Die Antragsgegnerin hat die anzurechnenden Zivildienstbezüge auch zu Recht nicht als Einkommen aus einer Erwerbstätigkeit angesehen und insoweit zu Recht hierfür keinen Freibetrag nach § 30 SGB II berücksichtigt. Bei erwerbsfähigen Hilfebedürftigen, die erwerbstätig sind, ist nach § 30 Satz 1 SGB II von dem monatlichen Einkommen aus Erwerbstätigkeit ein weiterer Betrag abzusetzen. Dieser beläuft sich 1. für den Teil des monatlichen Einkommens, das 100 Euro übersteigt und nicht mehr als 800 Euro beträgt, auf 20 vom Hundert und 2. für den Teil des monatlichen Einkommens, das 800 Euro übersteigt und nicht mehr als 1.200 Euro beträgt, auf 10 vom Hundert. Bei dem von dem Antragsteller geleisteten Zivildienst handelt es sich nicht um eine Erwerbstätigkeit. Bei dem Zivildienst handelt es sich nicht um eine auf Erwerb gerichtete Tätigkeit sondern um eine staatlich auferlegte Dienstpflicht nach Art. 12a Abs. 1 Grundgesetz (GG). Demgemäß erhält der Zivildienstleistende auch kein Arbeitsentgelt sondern einen Sold nebst weiteren zweckbestimmten Bezügen. Es kommt auch keine analoge Anwendung der Feibetragsregelung auf den Sold in Betracht. Ziel der Feibetragsregelung ist es, dem Hilfebedürftigen einen finanziellen Anreiz für die Aufnahme einer Erwerbstätigkeit zu schaffen (Klaus in juris-PK SGB II, 2. Aufl. 2007, § 30 Rn. 12). Ein derartiges Ziel kann für den Zivildienst als staatlich auferlegte Dienstpflicht nach Art. 12a Abs. 1 Grundgesetz (GG) nicht angenommen werden.

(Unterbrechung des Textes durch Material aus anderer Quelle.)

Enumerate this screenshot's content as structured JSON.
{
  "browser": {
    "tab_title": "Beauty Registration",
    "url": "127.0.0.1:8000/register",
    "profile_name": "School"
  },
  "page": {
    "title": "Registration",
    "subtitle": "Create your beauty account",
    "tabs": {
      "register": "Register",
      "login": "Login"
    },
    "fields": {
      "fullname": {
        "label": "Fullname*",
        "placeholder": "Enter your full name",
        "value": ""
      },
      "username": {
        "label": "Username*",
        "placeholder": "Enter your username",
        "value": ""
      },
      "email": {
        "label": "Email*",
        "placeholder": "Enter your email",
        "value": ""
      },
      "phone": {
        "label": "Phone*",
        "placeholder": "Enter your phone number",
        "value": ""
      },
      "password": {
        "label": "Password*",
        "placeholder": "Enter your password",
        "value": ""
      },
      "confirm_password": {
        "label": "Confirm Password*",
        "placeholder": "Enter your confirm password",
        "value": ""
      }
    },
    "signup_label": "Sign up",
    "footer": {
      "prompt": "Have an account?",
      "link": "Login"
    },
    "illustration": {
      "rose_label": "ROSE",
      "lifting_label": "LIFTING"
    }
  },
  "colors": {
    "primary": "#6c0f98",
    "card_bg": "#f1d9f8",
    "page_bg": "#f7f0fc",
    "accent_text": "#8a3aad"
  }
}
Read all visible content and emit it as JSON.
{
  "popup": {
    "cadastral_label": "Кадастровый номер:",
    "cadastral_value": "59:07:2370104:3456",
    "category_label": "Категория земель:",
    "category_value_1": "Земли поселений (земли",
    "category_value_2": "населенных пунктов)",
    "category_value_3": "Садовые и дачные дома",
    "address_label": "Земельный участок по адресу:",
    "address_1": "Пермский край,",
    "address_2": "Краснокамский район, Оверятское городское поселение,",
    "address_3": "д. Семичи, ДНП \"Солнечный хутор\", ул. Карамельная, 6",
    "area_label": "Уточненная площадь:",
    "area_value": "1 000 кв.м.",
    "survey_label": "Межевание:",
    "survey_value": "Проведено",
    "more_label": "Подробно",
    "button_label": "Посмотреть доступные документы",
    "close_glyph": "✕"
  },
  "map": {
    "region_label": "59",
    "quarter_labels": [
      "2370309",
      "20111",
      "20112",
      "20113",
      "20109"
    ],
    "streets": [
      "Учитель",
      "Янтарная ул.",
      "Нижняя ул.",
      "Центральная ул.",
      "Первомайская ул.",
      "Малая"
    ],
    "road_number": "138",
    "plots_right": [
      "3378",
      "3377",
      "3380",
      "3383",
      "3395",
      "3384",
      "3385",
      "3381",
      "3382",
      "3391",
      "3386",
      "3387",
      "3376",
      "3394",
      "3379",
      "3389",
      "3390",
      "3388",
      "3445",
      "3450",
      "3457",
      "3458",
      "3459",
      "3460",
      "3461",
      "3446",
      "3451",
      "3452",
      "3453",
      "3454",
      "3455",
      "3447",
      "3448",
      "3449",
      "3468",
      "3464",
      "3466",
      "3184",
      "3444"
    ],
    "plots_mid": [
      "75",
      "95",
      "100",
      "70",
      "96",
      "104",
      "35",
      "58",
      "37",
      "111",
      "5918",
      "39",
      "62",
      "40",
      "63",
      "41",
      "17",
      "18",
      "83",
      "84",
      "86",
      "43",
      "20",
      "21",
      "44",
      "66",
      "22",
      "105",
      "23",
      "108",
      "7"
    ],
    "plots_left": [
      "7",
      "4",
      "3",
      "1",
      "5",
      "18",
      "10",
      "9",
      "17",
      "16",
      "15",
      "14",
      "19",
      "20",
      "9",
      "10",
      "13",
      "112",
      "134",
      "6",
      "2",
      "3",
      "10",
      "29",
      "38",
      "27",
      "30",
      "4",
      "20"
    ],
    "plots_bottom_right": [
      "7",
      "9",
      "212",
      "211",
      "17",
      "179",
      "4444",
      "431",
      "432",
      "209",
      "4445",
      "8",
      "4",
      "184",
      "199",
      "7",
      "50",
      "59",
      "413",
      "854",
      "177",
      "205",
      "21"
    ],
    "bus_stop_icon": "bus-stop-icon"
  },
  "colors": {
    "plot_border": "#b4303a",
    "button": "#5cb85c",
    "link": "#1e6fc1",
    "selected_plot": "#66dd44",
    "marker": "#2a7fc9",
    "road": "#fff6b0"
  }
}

Die Kostenentscheidung folgt der Entscheidung in der Hauptsache und beruht auf der entsprechenden Anwendung der §§ 183, 193 SGG. Hierbei hat das Gericht berücksichtigt, dass der Antragsteller hinsichtlich der Höhe der anzurechnenden Beträge zu knapp drei Fünfteln obsiegt hat.